Così chef, addetti a camere e reception, alle prenotazioni o ricevimento così come i manager protestano. Con loro i sindacati che chiedono alle istituzione di fermare l’emorragia occupazionale che sta investendo il settore alberghiero della città. 

“Da mesi lanciamo l’allarme e da altrettanto tempo i lavoratori scendono in piazza per difendere l’occupazione contro queste imprese che in molti casi riapriranno dopo la ristrutturazione e verranno cedute senza tutelare i propri dipendenti, ma che hanno scelto di troncare i rapporti di lavoro con il vecchio personale, per riaprire con nuovi lavoratori che vivranno nel precariato: escamotage usato per ridurre il costo del lavoro con la scusante della crisi pandemica” - hanno scritto in una nota Cgil, Cisl e Uil di Roma e del Lazio,  insieme a Filcams Cgil Roma Lazio, Fisascat Cisl Roma Capitale e Rieti, Uiltucs Roma e Lazio.

I sindacati: "Sostegni solo a chi tutela occupazione"
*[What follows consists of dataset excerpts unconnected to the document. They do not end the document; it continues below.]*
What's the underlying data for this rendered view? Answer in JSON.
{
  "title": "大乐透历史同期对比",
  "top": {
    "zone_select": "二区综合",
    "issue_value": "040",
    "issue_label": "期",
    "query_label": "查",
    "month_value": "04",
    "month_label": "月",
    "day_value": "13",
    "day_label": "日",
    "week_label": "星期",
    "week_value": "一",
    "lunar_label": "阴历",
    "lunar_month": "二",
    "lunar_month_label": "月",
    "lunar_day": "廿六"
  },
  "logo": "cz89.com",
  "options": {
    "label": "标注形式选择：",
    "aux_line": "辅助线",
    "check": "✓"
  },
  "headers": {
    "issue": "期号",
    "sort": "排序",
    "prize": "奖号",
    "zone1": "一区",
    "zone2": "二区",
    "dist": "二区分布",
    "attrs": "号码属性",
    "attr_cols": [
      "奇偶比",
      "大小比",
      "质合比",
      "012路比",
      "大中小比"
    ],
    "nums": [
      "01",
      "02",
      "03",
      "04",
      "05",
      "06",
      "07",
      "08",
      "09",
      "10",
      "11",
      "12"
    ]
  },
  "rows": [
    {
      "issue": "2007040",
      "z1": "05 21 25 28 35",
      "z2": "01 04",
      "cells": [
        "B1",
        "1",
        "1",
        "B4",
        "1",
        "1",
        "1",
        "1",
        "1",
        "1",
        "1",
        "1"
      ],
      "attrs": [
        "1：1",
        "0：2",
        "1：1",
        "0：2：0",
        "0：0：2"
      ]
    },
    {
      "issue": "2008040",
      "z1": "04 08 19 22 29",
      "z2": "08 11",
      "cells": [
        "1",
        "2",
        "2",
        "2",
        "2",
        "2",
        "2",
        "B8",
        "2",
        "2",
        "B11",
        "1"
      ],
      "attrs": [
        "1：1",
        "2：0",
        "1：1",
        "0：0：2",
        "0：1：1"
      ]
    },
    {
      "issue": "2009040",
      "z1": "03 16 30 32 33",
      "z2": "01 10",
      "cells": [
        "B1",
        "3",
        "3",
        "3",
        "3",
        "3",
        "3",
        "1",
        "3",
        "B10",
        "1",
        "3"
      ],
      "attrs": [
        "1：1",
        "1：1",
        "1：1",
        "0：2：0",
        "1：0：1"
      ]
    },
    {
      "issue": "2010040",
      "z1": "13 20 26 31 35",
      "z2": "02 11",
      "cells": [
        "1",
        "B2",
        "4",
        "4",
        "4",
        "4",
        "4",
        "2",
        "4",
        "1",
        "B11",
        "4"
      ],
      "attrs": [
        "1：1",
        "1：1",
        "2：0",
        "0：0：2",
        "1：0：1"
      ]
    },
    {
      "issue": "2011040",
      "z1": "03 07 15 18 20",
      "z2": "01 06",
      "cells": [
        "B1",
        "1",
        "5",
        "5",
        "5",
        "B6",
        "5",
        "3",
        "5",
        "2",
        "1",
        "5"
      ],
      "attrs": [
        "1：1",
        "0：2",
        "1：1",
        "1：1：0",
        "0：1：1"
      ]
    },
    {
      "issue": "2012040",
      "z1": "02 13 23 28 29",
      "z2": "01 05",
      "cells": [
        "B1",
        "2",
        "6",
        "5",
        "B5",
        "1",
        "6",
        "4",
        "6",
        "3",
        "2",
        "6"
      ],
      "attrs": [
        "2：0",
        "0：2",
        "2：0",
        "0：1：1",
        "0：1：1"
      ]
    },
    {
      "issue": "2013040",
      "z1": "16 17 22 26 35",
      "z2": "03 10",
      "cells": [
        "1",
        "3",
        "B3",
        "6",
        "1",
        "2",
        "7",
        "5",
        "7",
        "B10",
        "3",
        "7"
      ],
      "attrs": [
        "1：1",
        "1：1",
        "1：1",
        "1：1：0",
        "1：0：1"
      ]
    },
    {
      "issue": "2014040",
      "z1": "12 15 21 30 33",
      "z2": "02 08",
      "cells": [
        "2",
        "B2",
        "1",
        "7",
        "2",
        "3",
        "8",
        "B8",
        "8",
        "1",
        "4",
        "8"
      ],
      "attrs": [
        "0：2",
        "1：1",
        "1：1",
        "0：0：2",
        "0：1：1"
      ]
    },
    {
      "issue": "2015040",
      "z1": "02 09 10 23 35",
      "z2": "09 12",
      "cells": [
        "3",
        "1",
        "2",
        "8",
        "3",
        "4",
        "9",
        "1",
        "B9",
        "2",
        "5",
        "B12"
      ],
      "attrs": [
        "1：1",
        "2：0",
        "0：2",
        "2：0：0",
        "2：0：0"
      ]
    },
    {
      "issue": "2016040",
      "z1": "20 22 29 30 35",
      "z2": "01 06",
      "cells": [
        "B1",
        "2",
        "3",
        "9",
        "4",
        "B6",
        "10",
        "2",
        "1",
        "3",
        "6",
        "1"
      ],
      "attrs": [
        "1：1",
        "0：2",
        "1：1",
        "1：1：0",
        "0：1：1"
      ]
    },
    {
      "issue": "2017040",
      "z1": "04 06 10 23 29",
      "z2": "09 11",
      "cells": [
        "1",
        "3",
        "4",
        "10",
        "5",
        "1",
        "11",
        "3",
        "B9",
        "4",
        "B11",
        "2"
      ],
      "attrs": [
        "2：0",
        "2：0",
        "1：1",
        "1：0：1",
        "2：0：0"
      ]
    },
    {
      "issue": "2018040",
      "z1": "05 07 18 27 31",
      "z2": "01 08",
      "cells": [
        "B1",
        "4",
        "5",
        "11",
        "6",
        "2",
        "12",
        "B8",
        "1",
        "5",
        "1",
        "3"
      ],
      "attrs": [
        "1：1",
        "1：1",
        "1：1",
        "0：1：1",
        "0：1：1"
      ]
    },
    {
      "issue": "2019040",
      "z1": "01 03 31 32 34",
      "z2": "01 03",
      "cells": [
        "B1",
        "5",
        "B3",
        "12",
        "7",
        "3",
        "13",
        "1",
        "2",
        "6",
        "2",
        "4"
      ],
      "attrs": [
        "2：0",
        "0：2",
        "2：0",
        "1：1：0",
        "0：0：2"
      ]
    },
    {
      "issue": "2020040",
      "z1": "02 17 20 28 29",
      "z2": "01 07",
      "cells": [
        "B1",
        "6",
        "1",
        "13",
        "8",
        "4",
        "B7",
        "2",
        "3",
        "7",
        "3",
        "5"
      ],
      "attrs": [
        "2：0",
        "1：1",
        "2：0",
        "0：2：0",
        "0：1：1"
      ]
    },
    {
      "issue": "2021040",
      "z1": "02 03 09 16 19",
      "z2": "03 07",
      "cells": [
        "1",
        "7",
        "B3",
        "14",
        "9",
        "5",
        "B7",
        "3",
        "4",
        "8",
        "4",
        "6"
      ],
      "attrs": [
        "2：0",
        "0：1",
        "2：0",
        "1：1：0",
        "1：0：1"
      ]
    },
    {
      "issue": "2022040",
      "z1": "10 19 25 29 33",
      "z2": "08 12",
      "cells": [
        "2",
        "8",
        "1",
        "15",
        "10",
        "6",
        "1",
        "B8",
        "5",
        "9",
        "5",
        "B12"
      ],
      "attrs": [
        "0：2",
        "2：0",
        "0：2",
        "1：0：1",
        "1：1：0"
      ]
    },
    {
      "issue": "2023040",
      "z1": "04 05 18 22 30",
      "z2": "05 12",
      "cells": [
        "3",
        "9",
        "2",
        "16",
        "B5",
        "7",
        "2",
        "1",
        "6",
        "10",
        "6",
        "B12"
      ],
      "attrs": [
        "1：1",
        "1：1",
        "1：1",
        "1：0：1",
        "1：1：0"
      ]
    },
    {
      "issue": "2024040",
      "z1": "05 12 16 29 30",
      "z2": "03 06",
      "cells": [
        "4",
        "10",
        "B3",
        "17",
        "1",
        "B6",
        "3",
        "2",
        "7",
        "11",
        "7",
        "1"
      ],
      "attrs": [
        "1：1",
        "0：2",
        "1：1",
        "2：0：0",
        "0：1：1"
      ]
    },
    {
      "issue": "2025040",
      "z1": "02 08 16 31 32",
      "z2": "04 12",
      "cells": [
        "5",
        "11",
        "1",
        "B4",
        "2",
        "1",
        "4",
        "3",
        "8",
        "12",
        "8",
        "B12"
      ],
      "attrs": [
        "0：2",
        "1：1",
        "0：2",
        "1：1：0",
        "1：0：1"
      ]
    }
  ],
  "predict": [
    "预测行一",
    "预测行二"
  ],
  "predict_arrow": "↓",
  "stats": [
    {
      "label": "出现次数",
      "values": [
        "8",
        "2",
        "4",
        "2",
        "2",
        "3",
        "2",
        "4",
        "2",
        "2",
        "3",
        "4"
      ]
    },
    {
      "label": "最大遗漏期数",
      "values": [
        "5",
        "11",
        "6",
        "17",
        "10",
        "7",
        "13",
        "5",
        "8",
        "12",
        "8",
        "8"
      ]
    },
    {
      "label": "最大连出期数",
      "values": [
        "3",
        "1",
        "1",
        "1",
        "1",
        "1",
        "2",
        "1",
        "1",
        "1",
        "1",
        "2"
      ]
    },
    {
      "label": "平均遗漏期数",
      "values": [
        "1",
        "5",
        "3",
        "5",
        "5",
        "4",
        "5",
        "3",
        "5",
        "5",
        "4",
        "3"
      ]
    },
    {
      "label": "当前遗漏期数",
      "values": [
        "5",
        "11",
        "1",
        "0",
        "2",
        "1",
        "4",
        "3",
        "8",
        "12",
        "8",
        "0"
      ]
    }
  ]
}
Le fumate nere arrivate dai primi tavoli, quelli su Sheraton e Majestic che hanno confermato 164 e 47 licenziamenti, non hanno scoraggiato i sindacati pronti a portare le loro ragioni e proposte al tavolo interistituzionale sulla crisi del turismo a Roma previsto per oggi alle 17

“In nessuna delle procedure di licenziamento, concluse e non, le aziende hanno accettato le proposte delle organizzazioni sindacali, come ad esempio l’utilizzo degli ammortizzatori sociali disponibili dopo la recente riforma, che consentirebbero la salvaguardia occupazionale e che permetterebbero alle lavoratrici e ai lavoratori di ritornare sul proprio posto di lavoro”. Davanti ai ministri del Lavoro e del Turismo, Andrea Orlando e Massimo Garavaglia, chiederanno: il blocco dei licenziamenti, la costruzione di percorsi di riorganizzazione e riqualificazione che possano fermare la crisi occupazionale e rilanciare uno dei settori più strategici per una città ricca di attrazioni come Roma. “Alle aziende che chiedono sostegno anche economico al settore, rispondiamo: le risorse siano destinate solo - sono perentori i sindacati - a chi tutela l’occupazione”.